2. Cette philosophie s'inspirerait d'un point de vue rationaliste :
33 Enfin ils reprochent à la philosophie de nos écoles de ne considérer dans le processus de la connaissance, que l'intelligence et de négliger le rôle de la volonté et des affections. Ce n'est point le cas. Jamais, en effet, la philosophie chrétienne n'a nié l'efficacité ni l'utilité des bonnes dispositions de toute âme, pour pleinement reconnaître et embrasser les vérités religieuses et morales ; bien plus, elle a toujours enseigné que l'absence de ces dispositions peut être la cause pour laquelle l'intelligence, liée par ses désirs et une volonté mauvaise, est obscurcie, au point de ne pas voir comme il faut. Bien plus, c'est le jugement du Docteur Commun que l'intelligence peut s'élever à la perception de biens plus élevés de l'ordre moral, naturel ou surnaturel, seulement dans la mesure où elle éprouve une certaine connaturalité de l'âme avec ces biens, qu'elle soit naturelle ou un don de la grâce 10 XXVII. On voit sans peine à quel point ces clartés confuses peuvent aider la raison dans ses recherches.
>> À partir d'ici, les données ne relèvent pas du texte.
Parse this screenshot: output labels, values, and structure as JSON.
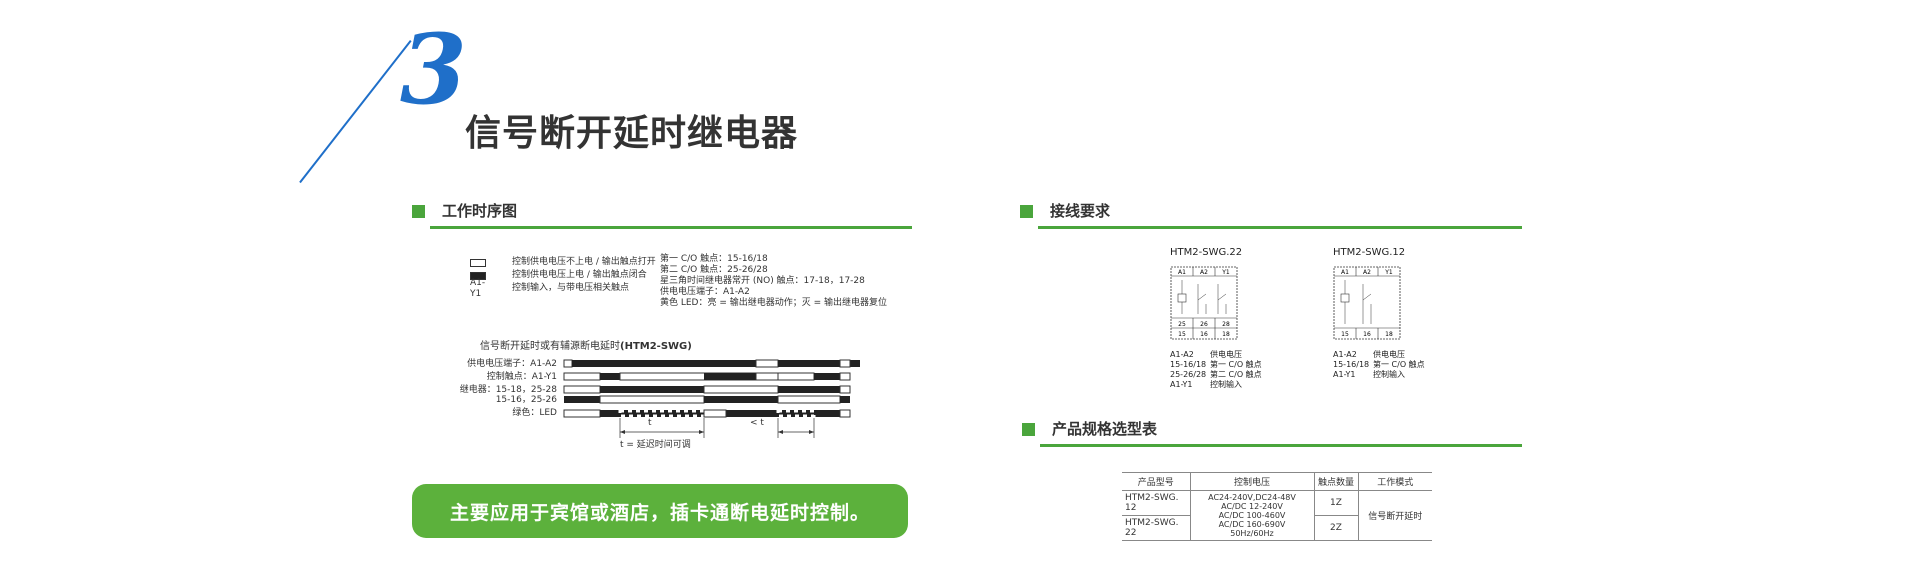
{
  "header": {
    "number": "3",
    "title": "信号断开延时继电器"
  },
  "timing": {
    "heading": "工作时序图",
    "legend": [
      {
        "symbol": "",
        "text": "控制供电电压不上电 / 输出触点打开"
      },
      {
        "symbol": "",
        "text": "控制供电电压上电 / 输出触点闭合"
      },
      {
        "symbol": "A1-Y1",
        "text": "控制输入，与带电压相关触点"
      }
    ],
    "notes": [
      "第一 C/O 触点：15-16/18",
      "第二 C/O 触点：25-26/28",
      "星三角时间继电器常开 (NO) 触点：17-18，17-28",
      "供电电压端子：A1-A2",
      "黄色 LED：亮 = 输出继电器动作；灭 = 输出继电器复位"
    ],
    "diagram_title": "信号断开延时或有辅源断电延时",
    "diagram_model": "(HTM2-SWG)",
    "rows": [
      "供电电压端子：A1-A2",
      "控制触点：A1-Y1",
      "继电器：15-18，25-28",
      "15-16，25-26",
      "绿色：LED"
    ],
    "t_label": "t",
    "t_lt_label": "< t",
    "t_caption": "t = 延迟时间可调"
  },
  "cta": {
    "text": "主要应用于宾馆或酒店，插卡通断电延时控制。"
  },
  "wiring": {
    "heading": "接线要求",
    "models": [
      {
        "name": "HTM2-SWG.22",
        "top_terms": [
          "A1",
          "A2",
          "Y1"
        ],
        "bottom_terms_1": [
          "25",
          "26",
          "28"
        ],
        "bottom_terms_2": [
          "15",
          "16",
          "18"
        ],
        "legend": [
          {
            "code": "A1-A2",
            "desc": "供电电压"
          },
          {
            "code": "15-16/18",
            "desc": "第一 C/O 触点"
          },
          {
            "code": "25-26/28",
            "desc": "第二 C/O 触点"
          },
          {
            "code": "A1-Y1",
            "desc": "控制输入"
          }
        ]
      },
      {
        "name": "HTM2-SWG.12",
        "top_terms": [
          "A1",
          "A2",
          "Y1"
        ],
        "bottom_terms_2": [
          "15",
          "16",
          "18"
        ],
        "legend": [
          {
            "code": "A1-A2",
            "desc": "供电电压"
          },
          {
            "code": "15-16/18",
            "desc": "第一 C/O 触点"
          },
          {
            "code": "A1-Y1",
            "desc": "控制输入"
          }
        ]
      }
    ]
  },
  "spec": {
    "heading": "产品规格选型表",
    "columns": [
      "产品型号",
      "控制电压",
      "触点数量",
      "工作模式"
    ],
    "rows": [
      {
        "model": "HTM2-SWG. 12",
        "contacts": "1Z"
      },
      {
        "model": "HTM2-SWG. 22",
        "contacts": "2Z"
      }
    ],
    "voltage_lines": [
      "AC24-240V,DC24-48V",
      "AC/DC 12-240V",
      "AC/DC 100-460V",
      "AC/DC 160-690V",
      "50Hz/60Hz"
    ],
    "mode": "信号断开延时"
  },
  "colors": {
    "accent_green": "#4aa53c",
    "cta_green": "#5cb13c",
    "number_blue": "#1f6fc9"
  }
}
Cependant, autre chose est de reconnaître aux affections de la volonté, la puissance d'aider la raison à parvenir à une connaissance plus certaine et plus ferme des choses morales ; autre chose, et c'est la prétention de ces novateurs, d'attribuer aux facultés du vouloir et du sentiment une certaine puissance intuitive et de prétendre que l'homme impuissant à découvrir avec certitude par sa raison le vrai qu'il doit embrasser, doit se tourner vers la volonté pour choisir et décider entre des opinions qui s'opposent, mêlant mal à propos connaissance et acte de la volonté.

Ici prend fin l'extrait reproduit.